Kael raised the sword again, hesitating. The thought of using fire in the last battle made his chest burn. But this… this blade could steady him. Could guide him. Could save others without burning them.
“Trust it,” Orin said. “And trust yourself. You have survived the impossible, Kael. You have stared death in the eye. You have burned with fire and still stand. But steel… steel can save more than fire ever could alone.”
Kael gripped the sword tighter. His jaw set. “I… I will try.”
Orin nodded. “Good. And remember this—the sword is patient. It waits for your hands, your mind, your choices. It will not rush you. You must not rush it.”
For the next hours, Orin guided him. Swing, block, stance, step, feint. Kael fell, stumbled, swore under his breath, sweat and dirt coating his skin, cuts from yesterday aching with every movement. But slowly, the motions became less foreign, less awkward. The sword began to feel like an extension of his body, part of the rhythm his fire had always wanted, but could not yet manage.
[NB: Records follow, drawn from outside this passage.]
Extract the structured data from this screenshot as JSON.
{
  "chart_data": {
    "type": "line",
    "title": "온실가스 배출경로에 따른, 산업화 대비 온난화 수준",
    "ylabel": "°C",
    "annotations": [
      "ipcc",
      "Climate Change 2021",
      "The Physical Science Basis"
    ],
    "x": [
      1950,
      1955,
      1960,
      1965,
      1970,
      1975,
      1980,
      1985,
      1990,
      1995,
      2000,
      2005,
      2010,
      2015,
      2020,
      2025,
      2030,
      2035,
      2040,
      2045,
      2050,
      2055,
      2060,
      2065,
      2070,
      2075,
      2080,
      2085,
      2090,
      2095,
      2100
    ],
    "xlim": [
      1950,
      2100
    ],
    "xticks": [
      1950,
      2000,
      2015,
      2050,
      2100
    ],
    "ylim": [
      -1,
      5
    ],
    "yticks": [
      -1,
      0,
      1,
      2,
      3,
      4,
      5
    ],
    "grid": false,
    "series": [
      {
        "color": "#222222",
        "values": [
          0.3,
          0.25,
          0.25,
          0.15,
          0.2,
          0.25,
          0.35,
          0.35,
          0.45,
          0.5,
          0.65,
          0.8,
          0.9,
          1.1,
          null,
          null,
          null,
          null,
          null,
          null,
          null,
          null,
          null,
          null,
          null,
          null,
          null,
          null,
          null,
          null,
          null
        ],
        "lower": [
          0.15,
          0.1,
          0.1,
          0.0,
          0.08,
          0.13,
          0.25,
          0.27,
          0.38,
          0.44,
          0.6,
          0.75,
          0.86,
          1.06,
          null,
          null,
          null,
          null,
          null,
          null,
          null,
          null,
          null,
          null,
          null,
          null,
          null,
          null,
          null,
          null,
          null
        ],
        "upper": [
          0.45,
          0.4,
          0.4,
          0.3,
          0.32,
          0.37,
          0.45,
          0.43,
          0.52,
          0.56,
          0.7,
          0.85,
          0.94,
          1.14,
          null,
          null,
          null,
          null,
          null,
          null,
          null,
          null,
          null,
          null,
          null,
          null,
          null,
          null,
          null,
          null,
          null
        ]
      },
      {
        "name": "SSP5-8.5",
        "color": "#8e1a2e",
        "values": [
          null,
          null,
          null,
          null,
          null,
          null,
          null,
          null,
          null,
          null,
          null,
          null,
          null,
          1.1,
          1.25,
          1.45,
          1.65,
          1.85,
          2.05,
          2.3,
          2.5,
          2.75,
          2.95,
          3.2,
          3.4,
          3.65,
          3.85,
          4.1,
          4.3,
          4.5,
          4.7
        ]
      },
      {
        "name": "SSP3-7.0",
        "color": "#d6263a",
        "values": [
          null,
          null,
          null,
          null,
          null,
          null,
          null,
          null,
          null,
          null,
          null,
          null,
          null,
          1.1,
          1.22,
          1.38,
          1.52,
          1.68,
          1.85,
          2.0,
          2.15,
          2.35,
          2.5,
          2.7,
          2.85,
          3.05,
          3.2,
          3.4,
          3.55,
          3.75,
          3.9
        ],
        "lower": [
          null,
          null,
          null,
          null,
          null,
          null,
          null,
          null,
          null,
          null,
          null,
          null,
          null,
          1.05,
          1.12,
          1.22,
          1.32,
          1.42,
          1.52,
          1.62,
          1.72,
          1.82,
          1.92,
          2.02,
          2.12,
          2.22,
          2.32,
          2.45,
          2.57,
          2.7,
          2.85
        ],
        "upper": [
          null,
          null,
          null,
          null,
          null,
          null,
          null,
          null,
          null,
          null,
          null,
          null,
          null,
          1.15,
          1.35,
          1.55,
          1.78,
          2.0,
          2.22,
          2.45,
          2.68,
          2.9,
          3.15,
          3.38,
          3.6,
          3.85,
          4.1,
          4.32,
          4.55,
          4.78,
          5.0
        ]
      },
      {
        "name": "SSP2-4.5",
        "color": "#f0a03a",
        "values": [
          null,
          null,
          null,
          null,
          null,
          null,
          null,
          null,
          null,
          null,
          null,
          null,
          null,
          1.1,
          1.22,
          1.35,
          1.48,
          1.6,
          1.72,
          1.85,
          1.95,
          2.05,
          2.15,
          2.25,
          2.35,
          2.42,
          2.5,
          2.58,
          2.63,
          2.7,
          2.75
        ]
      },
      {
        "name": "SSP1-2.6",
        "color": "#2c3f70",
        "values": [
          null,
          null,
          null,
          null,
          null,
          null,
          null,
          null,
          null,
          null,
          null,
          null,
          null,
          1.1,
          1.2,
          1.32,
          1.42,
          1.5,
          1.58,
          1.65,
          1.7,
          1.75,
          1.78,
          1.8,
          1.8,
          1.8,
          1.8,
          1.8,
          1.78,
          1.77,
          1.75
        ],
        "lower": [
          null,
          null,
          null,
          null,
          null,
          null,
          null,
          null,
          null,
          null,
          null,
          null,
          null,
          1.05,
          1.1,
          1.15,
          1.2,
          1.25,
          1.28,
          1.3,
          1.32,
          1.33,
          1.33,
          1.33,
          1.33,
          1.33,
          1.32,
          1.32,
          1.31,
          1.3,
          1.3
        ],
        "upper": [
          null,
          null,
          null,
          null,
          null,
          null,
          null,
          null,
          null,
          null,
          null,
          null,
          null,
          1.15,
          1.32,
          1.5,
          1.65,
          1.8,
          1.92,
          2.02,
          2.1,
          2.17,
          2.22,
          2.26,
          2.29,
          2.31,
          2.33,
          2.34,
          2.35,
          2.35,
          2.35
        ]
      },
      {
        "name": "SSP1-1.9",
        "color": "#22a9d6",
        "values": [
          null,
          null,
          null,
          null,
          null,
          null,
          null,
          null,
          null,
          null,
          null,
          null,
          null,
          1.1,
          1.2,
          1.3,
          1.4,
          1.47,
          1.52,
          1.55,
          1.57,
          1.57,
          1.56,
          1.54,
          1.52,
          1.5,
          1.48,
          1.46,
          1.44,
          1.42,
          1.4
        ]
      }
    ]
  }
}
At one point, Kael swung too hard and stumbled, cutting shallow into his forearm. He cursed, tasting iron. Orin only raised an eyebrow. “Good. You feel it. Pain teaches more than ease. Remember it.”
By mid-afternoon, Kael was breathing hard, muscles screaming, body slick with sweat and dirt. Yet he held the sword steady, stance solid. Orin stepped back, folding his arms, watching quietly.
“You’ve done well,” Orin finally said. “Your fire is still yours, but your hands… they have learned to guide it. That is the difference between a boy who fights blindly and a warrior who survives.”
Kael lowered the sword, trembling slightly, exhaustion and pride mixing. He looked at Orin, waiting for more.
Orin’s eyes softened. “Tomorrow… I will teach you more. But not today. Today, you have learned the first truth—the sword listens, only if you speak softly with it. Speak too harshly… and it will strike you instead of your enemy.”
Kael nodded, chest rising and falling, the weight of the day heavy but… satisfying.
Then Orin’s attention shifted slightly, a small glint in his eyes. “Rhea will teach you next. She has lessons different from mine. Lessons of speed, of deception, of thinking two steps ahead. Fire and steel… but not the same as mine.”
Kael’s eyes widened faintly. “Rhea?”
Orin nodded. “Yes. You’ve learned the hand, now she will teach the mind that moves it. Be ready. She does not forgive mistakes as gently as I do.”
Kael swallowed. His body ached, but a part of him, the part that had survived Fangwood and the forest and the Wardens… that part was eager, tense, alive.
The sun dipped low, the clearing bathed in gold and shadow. Kael lowered the sword at last, setting it across his knees. Orin’s gaze lingered on him, heavy with unspoken lessons, promises, and warnings.
And in the far corner, where Rhea watched silently, Kael felt a new challenge forming—sharp, fast, and unyielding.